The plot is definitely the weakest aspect of the story, and it’s a pretty significant weakness, I’m afraid. I’m already having a hard time believing that Mercury is in any way capable of guard Ria’s life since, like pretty much every Breed hero of this author, he is incapable of not thinking about or wanting sex every three pages or so in this story. When the identities of the villains are revealed, I find myself scratching my head because the author has built up the plot to hint at some really grand conspiracy taking place behind the scenes… only to have some small potato characters to be unmasked as the big bad guys. Talk about a mood killer.

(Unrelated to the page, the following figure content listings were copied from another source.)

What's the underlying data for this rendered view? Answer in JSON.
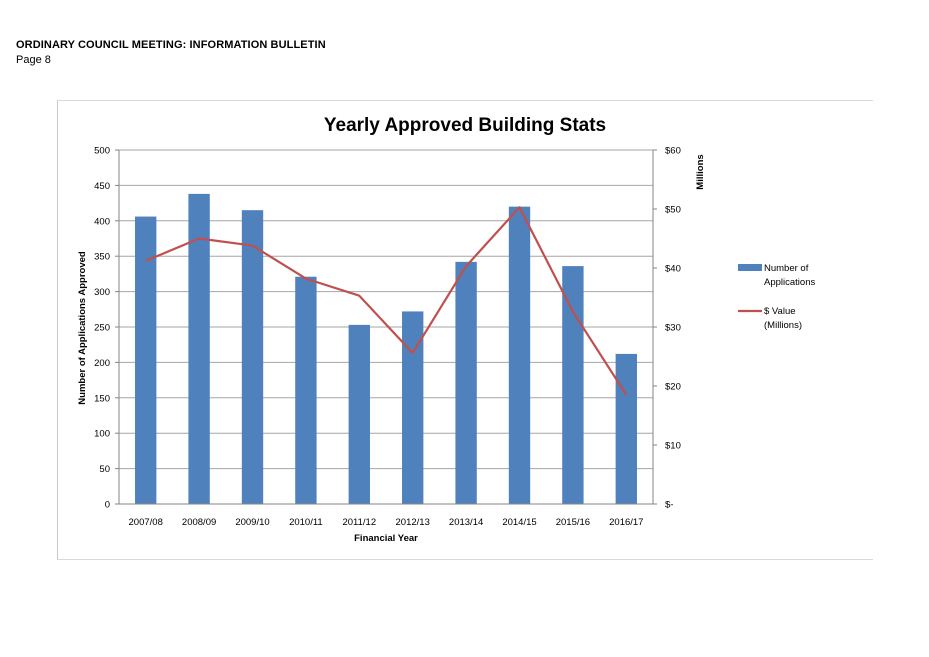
{
  "header": {
    "title": "ORDINARY COUNCIL MEETING: INFORMATION BULLETIN",
    "page": "Page 8"
  },
  "colors": {
    "bars": "#4f81bd",
    "line": "#c0504d",
    "grid": "#a6a6a6"
  },
  "chart_data": {
    "type": "bar",
    "title": "Yearly Approved Building Stats",
    "xlabel": "Financial  Year",
    "ylabel": "Number of Applications Approved",
    "y2label": "Millions",
    "categories": [
      "2007/08",
      "2008/09",
      "2009/10",
      "2010/11",
      "2011/12",
      "2012/13",
      "2013/14",
      "2014/15",
      "2015/16",
      "2016/17"
    ],
    "ylim": [
      0,
      500
    ],
    "y2lim": [
      0,
      60
    ],
    "yticks": [
      "0",
      "50",
      "100",
      "150",
      "200",
      "250",
      "300",
      "350",
      "400",
      "450",
      "500"
    ],
    "y2ticks": [
      "$-",
      "$10",
      "$20",
      "$30",
      "$40",
      "$50",
      "$60"
    ],
    "grid": true,
    "legend_position": "right",
    "series": [
      {
        "name": "Number of Applications",
        "legend_lines": [
          "Number of",
          "Applications"
        ],
        "type": "bar",
        "axis": "left",
        "values": [
          406,
          438,
          415,
          321,
          253,
          272,
          342,
          420,
          336,
          212
        ]
      },
      {
        "name": "$ Value (Millions)",
        "legend_lines": [
          "$ Value",
          "(Millions)"
        ],
        "type": "line",
        "axis": "right",
        "values": [
          41.2,
          45.0,
          43.8,
          38.2,
          35.3,
          25.6,
          40.3,
          50.3,
          32.6,
          18.5
        ]
      }
    ]
  }
}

On the other hand, I have a good laugh over the two characters running around behaving like adorable hormonal fools in this story. Mercury is an alpha male, but he does exhibit some adorable behavior typical of a man infatuated beyond reason once he believes that he has what he wanted from Ria. He can puff up his chest to rival Johnny Bravo, but he’s completely putty in the hands of a smart woman. Ria is a fun heroine here. She can take care of herself, she’s capable of putting two and two together, and I especially love how she gives the smackdown to the floozy who tried to steal her man from her. Ria is feisty without crossing the line to being obnoxious or stupid. I also enjoy how Ms Leigh has Ria telling off Mercury when he’s being too overbearing, especially when Ria often says out loud the things I am thinking during a particular scene, heh.
Mercury’s War is, simply put, a fun read when it comes to the relationship between Mercury and Ria. I’m not sure about the plot, however. I have some serious problems with the way the author handles the plot, especially when the balance between plot motion and sex scenes is completely off here. As a result, I’d consider this a very flawed but enjoyable story rather than a straightforward good book. Hence, my very guarded recommendation of this book.